Meinung: Woher der Wind weht

17. März 2011, 12:30 Uhr |

Normalerweise wäre ich dieser Tage damit beschäftigt gewesen, Berichte über SXSW zu sichten und auszuwerten, die interessanten Sachen gleich zu tweeten und das Beste zu einem Bericht in der LANline aufzubereiten. Denn SXSW (das Kürzel steht für ""South by Southwest"", also auf Deutsch ""Südsüdwest"") ist ein sehr interessantes Musik-, Film- und eben auch Geek-Fest, das jeden März in der texanischen IT-Hauptstadt Austin stattfindet.

Dieses Jahr aber war „“South by Southwest““ wieder schlicht eine Windrichtung: Wohin würde nach einem nicht mehr kontrollierbaren AKW-Störfall (ich hasse das Wort „“Super-GAU““) der Wind die radioaktiven Partikel treiben – aufs Meer hinaus oder nach Südsüdwest, also nach Tokio? Vor diesem Hintergrund war es mir – IT-Journalist hin oder her – herzlich egal, mit was für schicken neuen Apps und bunten kleinen Gadgets sich die Geeks in Austin die Zeit vertreiben. Deshalb habe ich mich auf Twitter (wo ich generell zu den Themen IT wie auch Umwelt poste) auf den Störfall in Japan konzentriert – und zunehmend auf seine Bedeutung für die deutsche Debatte um Laufzeitverlängerung, Moratorium oder den baldigen Ausstieg aus der Kernenergie.

Schon seit dem Kategorie-7-Störfall in Tschernobyl 1986 steht für mich fest: Kernenergie ist ethisch – und übrigens auch wirtschaftlich – nicht zu vertreten. Dafür sorgen die Risiken dieser Technik (gerne als „“Restrisiko““ verharmlost). Eine Risikoanalyse muss bekanntlich immer beides berücksichtigen: Die Wahrscheinlichkeit oder Unwahrscheinlichkeit eines Schadensfalls ebenso wie das Ausmaß des Schadens, wenn dieser dann doch eintritt. Kernkraftbefürworter konzentrieren sich hier gerne ausschließlich auf Punkt eins – denn Punkt zwei zerschießt ihnen ihre Argumentation ein für allemal.

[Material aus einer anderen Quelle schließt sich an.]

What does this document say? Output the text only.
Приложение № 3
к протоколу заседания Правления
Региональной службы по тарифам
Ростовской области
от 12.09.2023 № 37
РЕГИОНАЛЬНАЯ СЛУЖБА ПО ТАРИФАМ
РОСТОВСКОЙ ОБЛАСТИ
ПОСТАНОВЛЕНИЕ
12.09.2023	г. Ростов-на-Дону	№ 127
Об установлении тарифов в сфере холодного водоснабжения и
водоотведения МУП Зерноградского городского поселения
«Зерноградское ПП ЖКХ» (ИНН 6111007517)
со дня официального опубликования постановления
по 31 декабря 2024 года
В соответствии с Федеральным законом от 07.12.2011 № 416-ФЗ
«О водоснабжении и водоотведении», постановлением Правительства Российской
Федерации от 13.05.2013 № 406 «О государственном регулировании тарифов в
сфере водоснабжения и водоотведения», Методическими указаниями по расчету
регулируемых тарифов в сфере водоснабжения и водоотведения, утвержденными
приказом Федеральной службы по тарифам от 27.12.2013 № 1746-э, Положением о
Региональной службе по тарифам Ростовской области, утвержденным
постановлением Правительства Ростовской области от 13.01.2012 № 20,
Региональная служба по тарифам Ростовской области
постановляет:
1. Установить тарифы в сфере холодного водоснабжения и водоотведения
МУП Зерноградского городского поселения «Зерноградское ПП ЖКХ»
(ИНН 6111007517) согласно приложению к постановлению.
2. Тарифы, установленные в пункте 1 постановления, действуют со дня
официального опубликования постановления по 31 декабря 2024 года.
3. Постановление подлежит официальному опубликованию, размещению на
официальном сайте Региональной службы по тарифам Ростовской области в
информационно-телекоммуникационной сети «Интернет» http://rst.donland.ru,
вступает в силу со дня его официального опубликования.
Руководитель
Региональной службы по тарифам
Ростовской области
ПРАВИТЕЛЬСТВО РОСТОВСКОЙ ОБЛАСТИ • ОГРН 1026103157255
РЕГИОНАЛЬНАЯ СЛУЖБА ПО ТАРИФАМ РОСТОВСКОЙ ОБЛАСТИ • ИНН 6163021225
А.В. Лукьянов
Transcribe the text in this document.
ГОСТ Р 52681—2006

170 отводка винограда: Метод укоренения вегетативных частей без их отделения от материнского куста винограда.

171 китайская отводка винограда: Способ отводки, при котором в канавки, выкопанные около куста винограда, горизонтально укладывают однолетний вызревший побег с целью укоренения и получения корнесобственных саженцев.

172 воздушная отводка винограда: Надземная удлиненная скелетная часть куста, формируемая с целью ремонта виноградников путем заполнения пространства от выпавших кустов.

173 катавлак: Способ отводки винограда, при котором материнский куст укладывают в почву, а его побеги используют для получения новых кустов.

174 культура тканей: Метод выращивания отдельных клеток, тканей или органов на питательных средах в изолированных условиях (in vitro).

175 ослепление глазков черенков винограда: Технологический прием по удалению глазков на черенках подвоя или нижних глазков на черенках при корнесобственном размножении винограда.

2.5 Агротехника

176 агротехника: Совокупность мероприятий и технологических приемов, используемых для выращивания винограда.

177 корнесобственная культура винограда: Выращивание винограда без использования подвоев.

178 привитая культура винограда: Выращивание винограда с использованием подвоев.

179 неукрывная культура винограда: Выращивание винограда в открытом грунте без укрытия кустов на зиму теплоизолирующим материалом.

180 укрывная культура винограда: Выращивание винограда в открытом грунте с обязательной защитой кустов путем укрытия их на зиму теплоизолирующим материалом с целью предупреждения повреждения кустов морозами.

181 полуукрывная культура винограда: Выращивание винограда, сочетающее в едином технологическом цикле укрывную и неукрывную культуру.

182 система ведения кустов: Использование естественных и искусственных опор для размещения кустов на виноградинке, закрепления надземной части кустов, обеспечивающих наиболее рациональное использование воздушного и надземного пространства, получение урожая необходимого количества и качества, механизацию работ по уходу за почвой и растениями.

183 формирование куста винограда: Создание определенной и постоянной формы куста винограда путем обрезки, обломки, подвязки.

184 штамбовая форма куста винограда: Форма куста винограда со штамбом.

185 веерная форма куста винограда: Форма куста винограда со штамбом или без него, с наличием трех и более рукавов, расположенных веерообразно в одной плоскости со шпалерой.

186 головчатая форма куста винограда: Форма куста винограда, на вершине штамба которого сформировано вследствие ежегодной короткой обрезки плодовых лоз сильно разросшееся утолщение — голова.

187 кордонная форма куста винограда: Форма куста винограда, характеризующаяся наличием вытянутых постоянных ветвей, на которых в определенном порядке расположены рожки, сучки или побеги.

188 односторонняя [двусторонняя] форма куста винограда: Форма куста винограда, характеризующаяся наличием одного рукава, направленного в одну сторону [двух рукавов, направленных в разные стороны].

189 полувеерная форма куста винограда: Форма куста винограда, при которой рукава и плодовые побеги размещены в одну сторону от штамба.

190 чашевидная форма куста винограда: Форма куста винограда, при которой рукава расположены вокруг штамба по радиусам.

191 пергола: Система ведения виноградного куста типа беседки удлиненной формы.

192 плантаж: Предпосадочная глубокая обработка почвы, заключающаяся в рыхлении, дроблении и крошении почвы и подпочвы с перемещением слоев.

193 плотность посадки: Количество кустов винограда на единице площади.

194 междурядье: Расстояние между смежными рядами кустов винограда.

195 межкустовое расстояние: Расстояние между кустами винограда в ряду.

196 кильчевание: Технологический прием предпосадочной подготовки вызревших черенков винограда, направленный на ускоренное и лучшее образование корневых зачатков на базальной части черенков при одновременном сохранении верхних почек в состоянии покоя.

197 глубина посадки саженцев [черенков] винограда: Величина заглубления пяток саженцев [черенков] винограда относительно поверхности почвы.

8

Als Informationsquelle über Erdbeben, Tsunami und Fukushima-Störfall war mir wieder einmal Twitter am liebsten. Das lag diesmal vor allem an einer Person: an Michael Kroker, IT-Journalist und – ich sach jetz mal flapsig – Gadget-Reporter der Wirtschaftswoche. Ihm stand offenbar nicht der Sinn danach, angesichts der Katastrophe in Japan über Smartphone-Upgrades oder sonstigen Kleingeräte-Kleinkram zu berichten. Stattdessen hat Michael Kroker von jetzt auf gleich konsequent umgeschaltet auf die Aggregation von Nachrichten aus Japan – und das seit Freitag (Stand heute: Donnerstag der Folgewoche). Respekt!

Da ich @MichaelKroker wegen seiner IT-News sowieso auf Twitter folge, war ich damit stets aktuell informiert über die dramatischen Ereignisse in Japan, ohne weiter suchen oder aggregieren zu müssen, wie es das Web 2.0 dem Benutzer sonst abverlangt. Vielen Dank dafür an dieser Stelle.
Ich hoffe, mich nächstes Jahr um diese Zeit wieder auf solche Harmlosigkeiten wie das South-by-Southwest-Festival in Austin konzentrieren zu können. Zugleich aber werde ich – und müssen wir alle – ein Auge darauf haben, dass die Politik, wenn es um die sichere (!) Energieversorgung geht, ihr Mäntelchen nicht wieder nach dem Wind hängt.